L'arma segreta sulle gradinate tra "vichinghi" e famiglie

BRONI Il pubblico continua ad essere una delle note più liete della stagione. E accanto a bambini, genitori e appassionati, sempre più spazio hanno i Viking, gli storici tifosi organizzati bronesi che raccolgono consensi anche in trasferta. «L'incremento del pubblico è costante – spiega il dirigente responsabile Gianluca Caraffini – Gente che arriva al palazzetto per semplice curiosità e poi la domenica seguente torna perché si è divertito e ha trovato un buon ambiente.

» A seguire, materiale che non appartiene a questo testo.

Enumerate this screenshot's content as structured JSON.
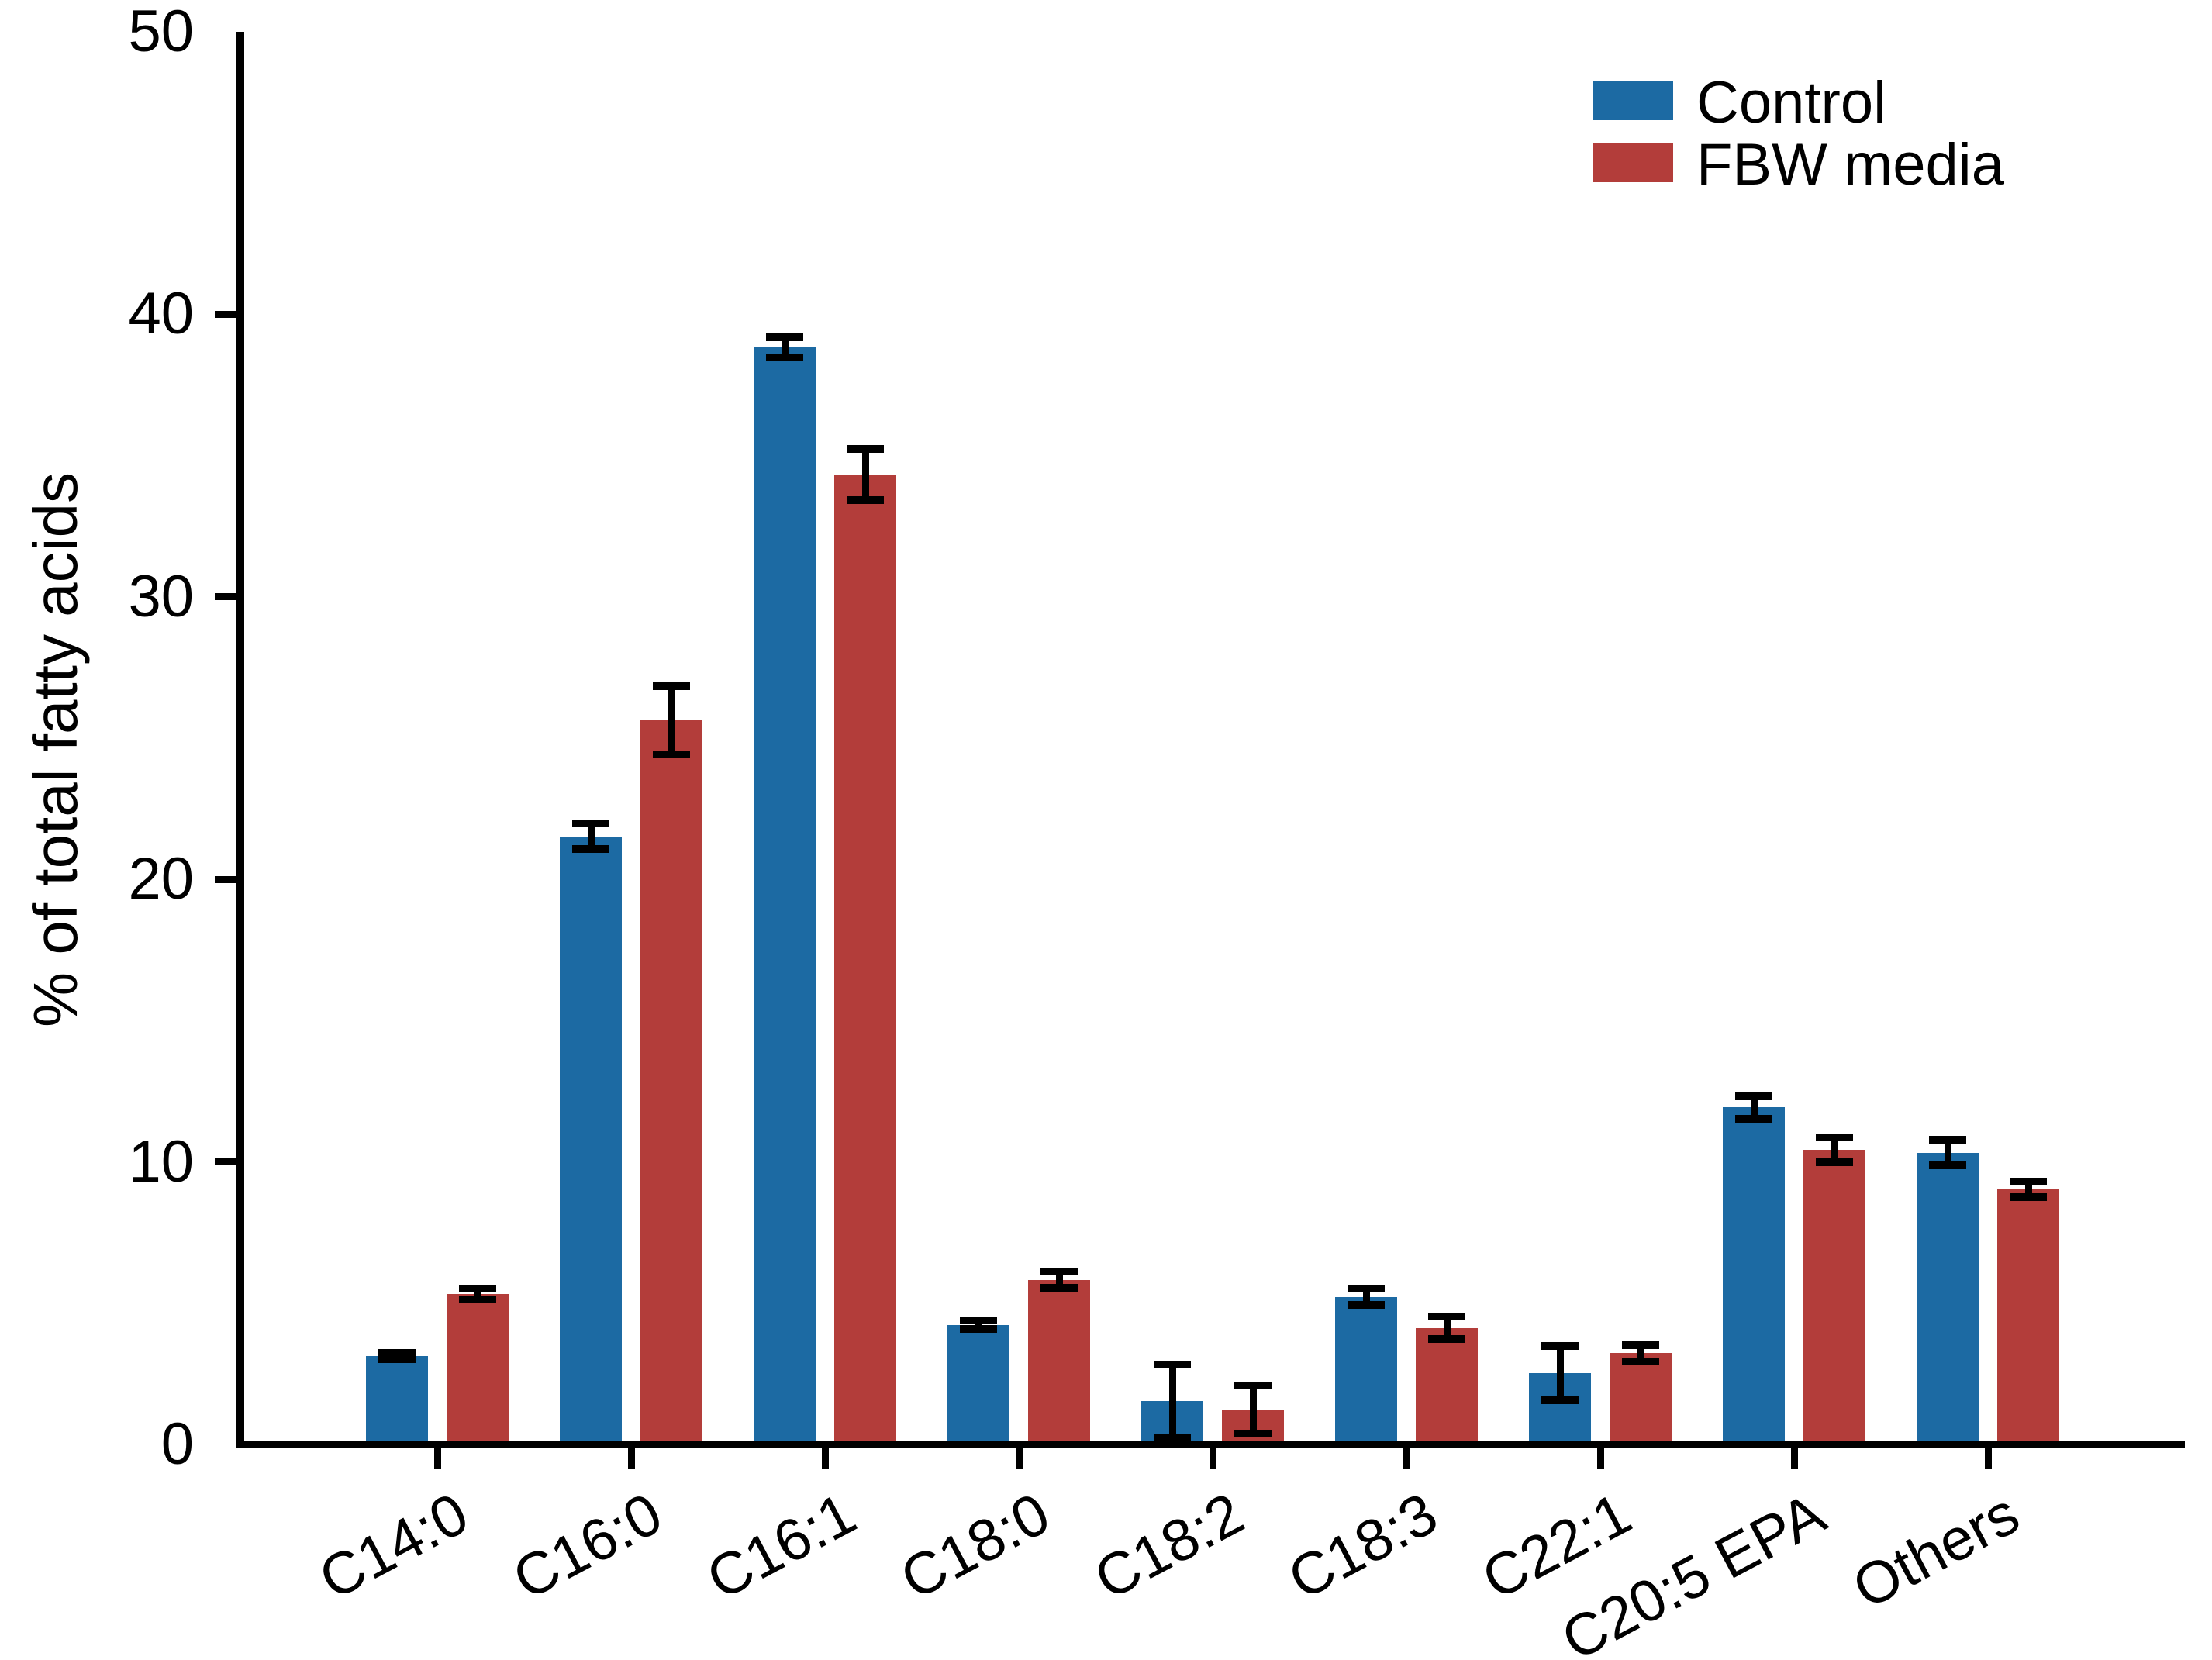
{
  "figure": {
    "background": "#ffffff",
    "text_color": "#000000"
  },
  "chart_data": {
    "type": "bar",
    "title": "",
    "xlabel": "",
    "ylabel": "% of total fatty acids",
    "ylim": [
      0,
      50
    ],
    "yticks": [
      "0",
      "10",
      "20",
      "30",
      "40",
      "50"
    ],
    "ytick_values": [
      0,
      10,
      20,
      30,
      40,
      50
    ],
    "grid": false,
    "error_bars": "symmetric, capped",
    "legend_position": "top-right-inside",
    "categories": [
      "C14:0",
      "C16:0",
      "C16:1",
      "C18:0",
      "C18:2",
      "C18:3",
      "C22:1",
      "C20:5 EPA",
      "Others"
    ],
    "series": [
      {
        "name": "Control",
        "color": "#1C6AA3",
        "values": [
          3.1,
          21.5,
          38.8,
          4.2,
          1.5,
          5.2,
          2.5,
          11.9,
          10.3
        ],
        "errors": [
          0.12,
          0.45,
          0.35,
          0.15,
          1.3,
          0.3,
          0.95,
          0.4,
          0.45
        ]
      },
      {
        "name": "FBW media",
        "color": "#B33D3A",
        "values": [
          5.3,
          25.6,
          34.3,
          5.8,
          1.2,
          4.1,
          3.2,
          10.4,
          9.0
        ],
        "errors": [
          0.19,
          1.2,
          0.9,
          0.28,
          0.85,
          0.4,
          0.28,
          0.45,
          0.28
        ]
      }
    ]
  }
}
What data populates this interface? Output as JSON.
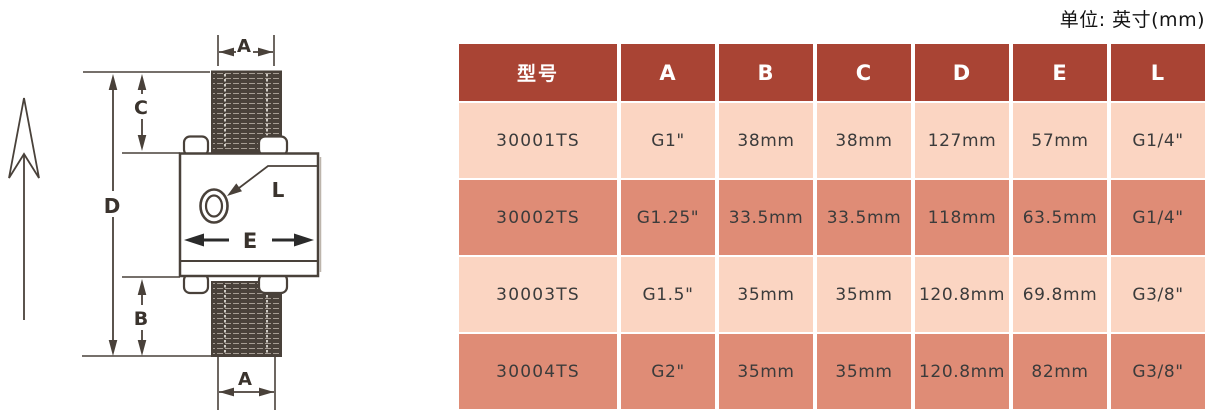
{
  "unit_label": "单位: 英寸(mm)",
  "diagram": {
    "description": "dimension drawing of a double-ended threaded inline fitting with flow direction arrow",
    "labels": {
      "a_top": "A",
      "c": "C",
      "d": "D",
      "b": "B",
      "e": "E",
      "l": "L",
      "a_bottom": "A"
    }
  },
  "table": {
    "headers": [
      "型号",
      "A",
      "B",
      "C",
      "D",
      "E",
      "L"
    ],
    "rows": [
      [
        "30001TS",
        "G1\"",
        "38mm",
        "38mm",
        "127mm",
        "57mm",
        "G1/4\""
      ],
      [
        "30002TS",
        "G1.25\"",
        "33.5mm",
        "33.5mm",
        "118mm",
        "63.5mm",
        "G1/4\""
      ],
      [
        "30003TS",
        "G1.5\"",
        "35mm",
        "35mm",
        "120.8mm",
        "69.8mm",
        "G3/8\""
      ],
      [
        "30004TS",
        "G2\"",
        "35mm",
        "35mm",
        "120.8mm",
        "82mm",
        "G3/8\""
      ]
    ]
  },
  "colors": {
    "header_bg": "#A94434",
    "row_light": "#FBD5C2",
    "row_dark": "#DF8C76",
    "header_text": "#FFFFFF",
    "cell_text": "#3B3B3B",
    "diagram_line": "#49413A"
  }
}
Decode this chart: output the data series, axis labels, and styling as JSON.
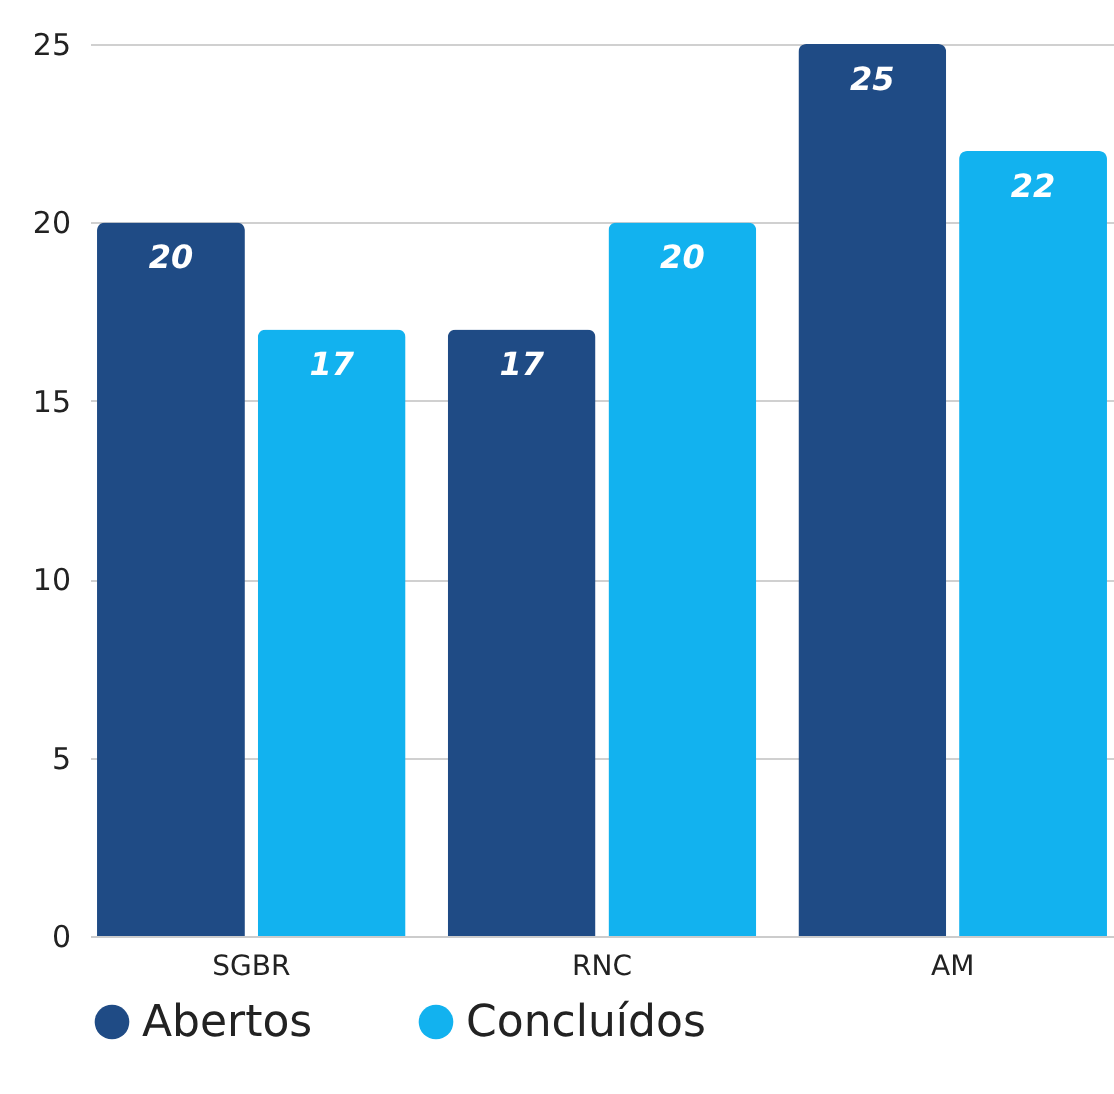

Riguardo i Viking, penso di aver utilizzato tutti gli aggettivi possibili: ci sorprendono ogni volta». Una passione che non lascia indifferenti neppure le giocatrici: Ilaria Bonvecchio aveva avuto parole di elogio su un sito internet specializzato, mentre al termine della recente cena di Natale Corradini e compagne hanno regalato ai dirigenti un calendario con la foto dei festeggiamenti sotto la curva, dopo la splendida vittoria di Genova (65-60). I Viking, nati nel 1991, tre anni prima della nuova società, saranno l'arma in più della squadra anche nel 2015. Già domenica prossima saranno presenti in gran numero a Pessano con Bornago: nelle prossime ore si organizzeranno con pullman o auto proprie. Sono una trentina in media a partita (di cui 4-5 ragazze sempre presenti), con punte di 50 quando arrivano le partite più calde, tipo il derby con Milano, l'unica altra realtà della serie A2 seguita da un gruppo di ultras. Il loro sito www.vikingbroni.com è sempre aggiornatissimo, con foto, reportage e commenti delle partite. (f. scab.)